Imperialist plans drafted for direct intervention

In a Reuters press report issued on April 23, the British government has circulated a draft plan to the United Nations Security Council to send a so-called peacekeeping force to Somalia. At present the African Union has approximately 1600 troops from Uganda and Burundi, known as AMISOM, in Somalia. However, these troops have had a limited impact on the actual situation developing inside the country.

African Union member nations have been reluctant to send troops into Somalia amid the escalation of fighting by the resistance forces as well as the growing popular discontent among youth and women over the lack of social services, clean water and food. Consequently, with the failure of the Ethiopian military to carry out the foreign policy aims of the United States and the other western imperialist states, it is the growing feeling among these countries that an American, UK and EU led military force will be required to subdue the Somali masses.

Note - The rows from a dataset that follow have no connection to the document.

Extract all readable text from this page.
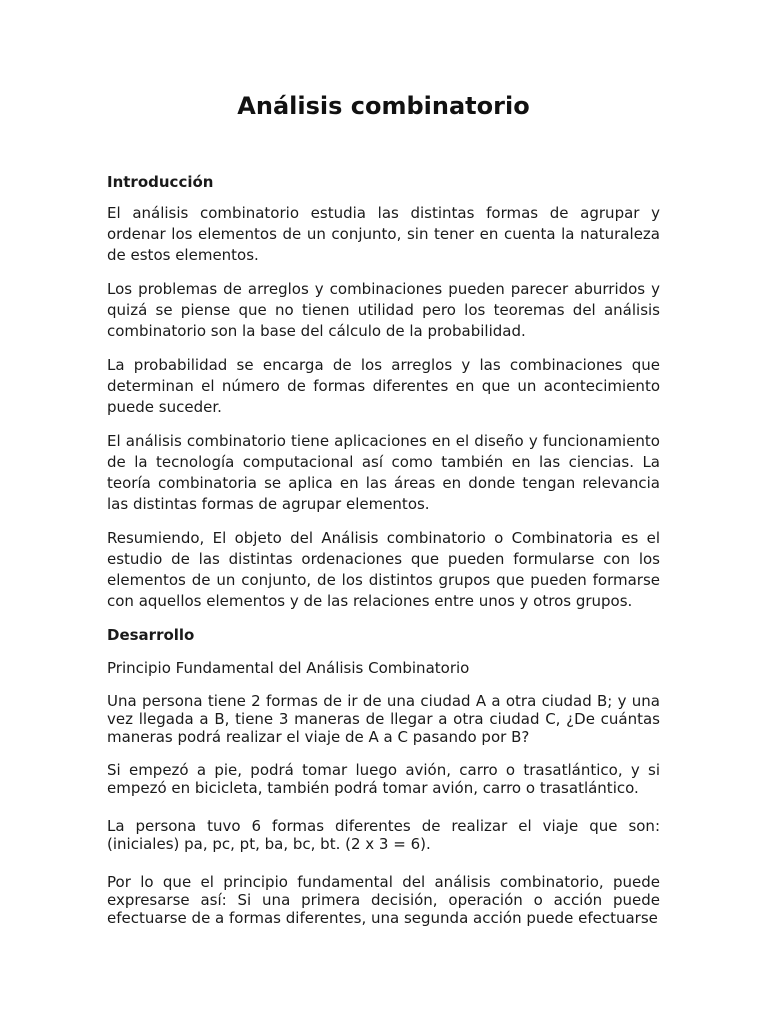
Análisis combinatorio
Introducción

El análisis combinatorio estudia las distintas formas de agrupar y ordenar los elementos de un conjunto, sin tener en cuenta la naturaleza de estos elementos.

Los problemas de arreglos y combinaciones pueden parecer aburridos y quizá se piense que no tienen utilidad pero los teoremas del análisis combinatorio son la base del cálculo de la probabilidad.

La probabilidad se encarga de los arreglos y las combinaciones que determinan el número de formas diferentes en que un acontecimiento puede suceder.

El análisis combinatorio tiene aplicaciones en el diseño y funcionamiento de la tecnología computacional así como también en las ciencias. La teoría combinatoria se aplica en las áreas en donde tengan relevancia las distintas formas de agrupar elementos.

Resumiendo, El objeto del Análisis combinatorio o Combinatoria es el estudio de las distintas ordenaciones que pueden formularse con los elementos de un conjunto, de los distintos grupos que pueden formarse con aquellos elementos y de las relaciones entre unos y otros grupos.

Desarrollo

Principio Fundamental del Análisis Combinatorio

Una persona tiene 2 formas de ir de una ciudad A a otra ciudad B; y una vez llegada a B, tiene 3 maneras de llegar a otra ciudad C, ¿De cuántas maneras podrá realizar el viaje de A a C pasando por B?

Si empezó a pie, podrá tomar luego avión, carro o trasatlántico, y si empezó en bicicleta, también podrá tomar avión, carro o trasatlántico.

La persona tuvo 6 formas diferentes de realizar el viaje que son: (iniciales) pa, pc, pt, ba, bc, bt. (2 x 3 = 6).

Por lo que el principio fundamental del análisis combinatorio, puede expresarse así: Si una primera decisión, operación o acción puede efectuarse de a formas diferentes, una segunda acción puede efectuarse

In the draft text of the document circulated by the UK government, it asks the United Nations Security Council to "welcome" a report by the Secretary-General Ban Ki-moon to replace the AU force with one sponsored by the UN.

The document also calls for the office of the Secretary-General "to continue its planning for deployment of a peacekeeping operation, taking account of conditions on the the ground, and considering additional options for the size, configuration, responsibility and proposed area of operation on the ground."

In addition, the UK document calls for the imposition of sanctions "against those who seek to prevent or block a peaceful political process, or those who threaten the (peacekeepers)...by force, or take action that undermines the stability in Somalia or the region."

A companion plan is being drafted by the United States and France to deal with what they describe as "piracy" off the coast of Somalia and elsewhere in the region.

"We French and the Americans, with the support of the British and others, want to have a resolutoin on piracy," French Ambassador to the United Nations Jean-Maurice Ripert told Retuers on April 23.

He continued by stating that: "We are in the process of agreeing among ourselves the details of the resolution, including the scope and the legal aspects."

Ripert also said that "the idea is to give a mandate, to call on states of the UN to tackle piracy by organizing patrols, reacting to acts of piracy, to take as many preventative measures as possible. We really are keen on not doing anything that could endanger the law of the sea."

Anti-war movement must support the people of Somalia

People in the United States must remember the disastrous effect of the American invasion and occupation of Somalia between 1992-94. The occupation, which was carried out under the guise of providing humanitarian relief to the people, resulted in attempts to disarm and suppress the masses in this Horn of Africa nation.

The people of Somalia realizing the actual aims of the intervention during the early 1990s, rose up and launched coordinated attacks against the United States military and its allies including the Canadian and the Italian forces. During this occupation, several thousand Somalis lost their lives as a result of aerial bombardments of civilian areas as well as targeted assassinations of Somali leaders opposed to US policy in the region. These efforts were carried out under the rubric of the United Nations.

As a result of the resistance by the Somali people, the American government and its allies were forced to withdraw their forces in 1994. Today, they are plotting to reverse this important defeat of imperialist military forces won through the blood and sacrifice of the Somali people.

The anti-war movement in the United States must raise the question of US intervention in the Horn of Africa right alongside demands calling for the withdrawl of American military forces from Iraq and Afghanistan. With the Pentagon facing continued military and political defeats in Iraq and Afghanistan, they will seek other geo-political regions to dominate in their quest for oil and other strategic resources and minerals.